Web Scraping in Python: Avoid Detection Like a Ninja

Picture of Ander
By Ander Β· September 14, 2022 Β· 15 min read Β· Twitter
Ander is a web developer who has been working for several startups for more than 10 years, having worked with a wide variety of sectors and technologies. Engineer turned entrepreneur.

Scraping should be about extracting content from HTML. It sounds simple but has many obstacles. The first one is to obtain the said HTML. For that, we'll use Python to avoid detection.

If you've been there, you know it might require bypassing antibot systems. Web scraping without getting blocked using Python - or any other tool - is not a walk in the park.

Websites tend to protect their data and access. There are many possible actions a defensive system could take. Stay with us to learn how to mitigate their impact. Or directly bypass bot detection using Python Requests or Playwright.

Note: when testing at scale, never use your home IP directly. A small mistake or slip and you will get banned.

Prerequisites

For the code to work, you will need python3 installed. Some systems have it pre-installed. After that, install all the necessary libraries by running pip install.

pip install requests playwright 
npx playwright install

IP Rate Limit

The most basic security system is to ban or throttle requests from the same IP. It means that a regular user would not request a hundred pages in a few seconds, so they proceed to tag that connection as dangerous.

import requests 
 
response = requests.get('http://httpbin.org/ip') 
print(response.json()['origin']) 
# xyz.84.7.83

IP rate limits work similarly to API rate limits, but there is usually no public information about them. We cannot know for sure how many requests we can do safely.

Our Internet Service Provider assigns us our IP, which we cannot affect or mask. The solution is to change it. We cannot modify a machine's IP, but we can use different machines. Datacenters might have different IPs, although that is not a real solution.

Proxies are. They take an incoming request and relay it to the final destination. It does no processing there. But that is enough to mask our IP and bypass the block since the target website will see the proxy's IP.

Rotating Proxies

There are Free Proxies even though we do not recommend them. They might work for testing but are not reliable. We can use some of those for testing, as we'll see in some examples.

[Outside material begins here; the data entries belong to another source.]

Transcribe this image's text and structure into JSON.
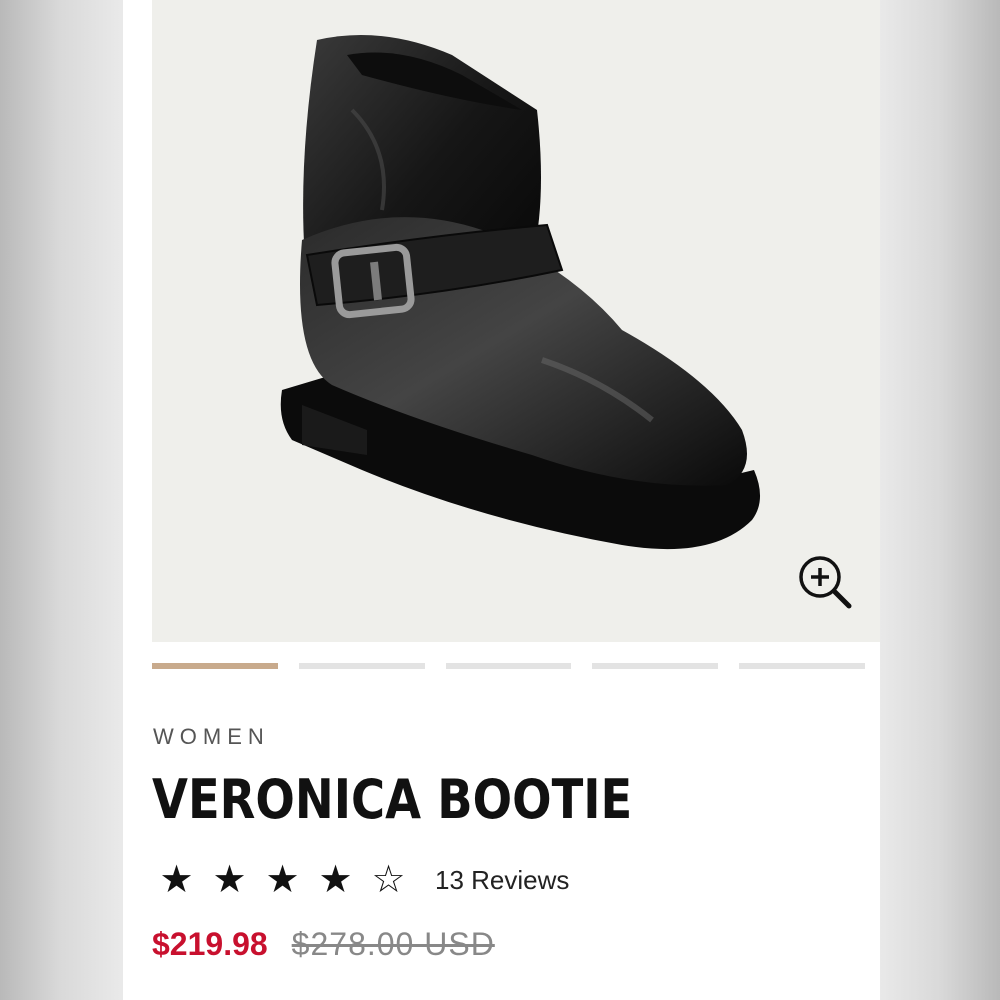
{
  "product": {
    "category": "WOMEN",
    "title": "VERONICA BOOTIE",
    "rating": 4,
    "rating_max": 5,
    "reviews_label": "13 Reviews",
    "sale_price": "$219.98",
    "original_price": "$278.00 USD"
  },
  "gallery": {
    "image_count": 5,
    "active_index": 0,
    "zoom_icon": "zoom-in-icon"
  },
  "colors": {
    "sale_price": "#c8102e",
    "active_indicator": "#c8aa8c",
    "inactive_indicator": "#e3e3e3"
  }
}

Now we have a different IP, and our home connection is safe and sound. Good. But what if they block the proxy's IP? We are back to the initial position.

Frustrated that your web scrapers are blocked once and again? ZenRows API handles rotating proxies and headless browsers for you.
Try for FREE

We won't go into detail about free proxies. Just use the next one on the list. Change them frequently since their lifespan is usually short.

Paid proxy services, on the other hand, offer IP Rotation. Our service would work the same, but the website would see a different IP. In some cases, they rotate for every request or every few minutes. In any case, they are much harder to ban. And when it happens, we'll get a new IP after a short time.

import requests 
 
proxies = {'http': 'http://190.64.18.177:80'} 
response = requests.get('http://httpbin.org/ip', proxies=proxies) 
print(response.json()['origin']) # 190.64.18.162

We know about these; it means bot detection services also know about them. Some big companies will block traffic from known proxy IPs or datacenters. For those cases, there is a higher proxy level: Residential.

More expensive and sometimes bandwidth-limited, residential proxies offer us IPs used by regular people. That implies that our mobile provider could assign us that IP tomorrow. Or a friend had it yesterday. They are indistinguishable from actual final users.

We can scrape whatever we want, right? The cheaper ones by default, the expensive ones when necessary. No, not there yet. We only passed the first hurdle, with some more to come. We must look like legitimate users to avoid being tagged as a bot or scraper.

User-Agent Header

The next step would be to check our request headers. The most known one is User-Agent (UA for short), but there are many more. UA follows a format we'll see later, and many software tools have their own, for example, GoogleBot. Here is what the target website will receive if we directly use Python Requests or cURL.

import requests 
 
response = requests.get('http://httpbin.org/headers') 
print(response.json()['headers']['User-Agent']) 
# python-requests/2.25.1
curl http://httpbin.org/headers # { ... "User-Agent": "curl/7.74.0" ... }

Many sites won't check UA, but this is a huge red flag for the ones that do this. We'll have to fake it. Luckily, most libraries allow custom headers. Following the example using Requests:

import requests 
 
headers = {"User-Agent": "Mozilla/5.0 (X11; Linux x86_64) AppleWebKit/537.36 (KHTML, like Gecko) Chrome/88.0.4324.96 Safari/537.36"} 
response = requests.get('http://httpbin.org/headers', headers=headers) 
print(response.json()['headers']['User-Agent']) # Mozilla/5.0 ...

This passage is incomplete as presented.